The dataset that I am using is the Dataset of World Development Indicators published by World Bank. It contains time series data on various economic indicators for over a hundred countries around the world.
Various indicators that are listed in the original dataset can be found here
A list of countries for which data is collected can be found here
This WDI databook can be used to study the variation in different development indicators over time for any country and also across different countries.
The dataset has multiple tables in it. I am using only the WDI_Data table for my project.
Country Name: The name of the country or region
Country Code: Abbreviated code to identify a country or region
Indicator Name: Name of the measured development indicator
Indicator Code: Abbrevaited code for the indicator
1960 to 2015: A number of columns for years from 1960 to 2016 that has the corresponding indicator value for each row
Since the dataset is huge with over a thousand indicators, I am having trouble hosting it on a proper platform and later importing it to R. Hence, I have selected a few indicators from the datset for the purpose of my project and has hosted only the data corresponding to these indicators on Github.

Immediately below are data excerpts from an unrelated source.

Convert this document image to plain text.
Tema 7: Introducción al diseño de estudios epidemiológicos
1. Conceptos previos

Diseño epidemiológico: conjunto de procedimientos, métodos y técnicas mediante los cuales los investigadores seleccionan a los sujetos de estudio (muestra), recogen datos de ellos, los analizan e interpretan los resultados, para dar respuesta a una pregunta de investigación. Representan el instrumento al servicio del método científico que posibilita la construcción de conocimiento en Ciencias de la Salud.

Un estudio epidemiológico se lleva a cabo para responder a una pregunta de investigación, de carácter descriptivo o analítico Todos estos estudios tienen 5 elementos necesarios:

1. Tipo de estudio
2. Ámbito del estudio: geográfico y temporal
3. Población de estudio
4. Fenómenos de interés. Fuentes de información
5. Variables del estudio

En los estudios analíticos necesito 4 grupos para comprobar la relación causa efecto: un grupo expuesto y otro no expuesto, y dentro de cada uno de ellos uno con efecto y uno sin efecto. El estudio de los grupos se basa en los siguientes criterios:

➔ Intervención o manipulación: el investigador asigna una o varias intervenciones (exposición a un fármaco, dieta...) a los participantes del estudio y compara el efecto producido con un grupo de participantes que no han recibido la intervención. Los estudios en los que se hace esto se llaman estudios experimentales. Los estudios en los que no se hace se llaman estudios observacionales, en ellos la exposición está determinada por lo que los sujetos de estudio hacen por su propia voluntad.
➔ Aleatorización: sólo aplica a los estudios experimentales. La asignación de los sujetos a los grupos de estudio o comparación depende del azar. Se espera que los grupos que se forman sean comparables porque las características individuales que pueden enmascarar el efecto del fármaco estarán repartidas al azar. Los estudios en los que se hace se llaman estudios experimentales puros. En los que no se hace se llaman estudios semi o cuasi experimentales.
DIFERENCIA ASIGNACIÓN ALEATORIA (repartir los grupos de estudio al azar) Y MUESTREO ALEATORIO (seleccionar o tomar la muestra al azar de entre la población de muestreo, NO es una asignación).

wdi_url <- "https://raw.githubusercontent.com/suchith91/wdi/master/WDI_Data_Selected.csv"
wdi_data <-read.csv(wdi_url)
str(wdi_data)
## 'data.frame': 2112 obs. of 60 variables:
## $ Country.Name : Factor w/ 264 levels "Afghanistan",..: 8 8 8 8 8 8 8 8 38 38 ...
## $ Country.Code : Factor w/ 264 levels "ABW","ADO","AFG",..: 6 6 6 6 6 6 6 6 47 47 ...
## $ Indicator.Name: Factor w/ 8 levels "CO2 emissions (metric tons per capita)",..: 1 2 3 4 5 6 7 8 1 2 ...
## $ Indicator.Code: Factor w/ 8 levels "AG.LND.FRST.ZS",..: 2 3 1 5 4 7 8 6 2 3 ...
## $ X1960 : num 0.644 NA NA NA NA NA NA NA 1.4 50.6 ...
## $ X1961 : num 0.685 NA NA NA NA NA NA NA 2.06 55.3 ...
## $ X1962 : num 0.761 NA NA NA NA NA NA NA 2.7 53.3 ...
## $ X1963 : num 0.875 NA NA NA NA NA NA NA 1.35 53.2 ...
## $ X1964 : num 0.999 NA NA NA NA NA NA NA 2.36 53.8 ...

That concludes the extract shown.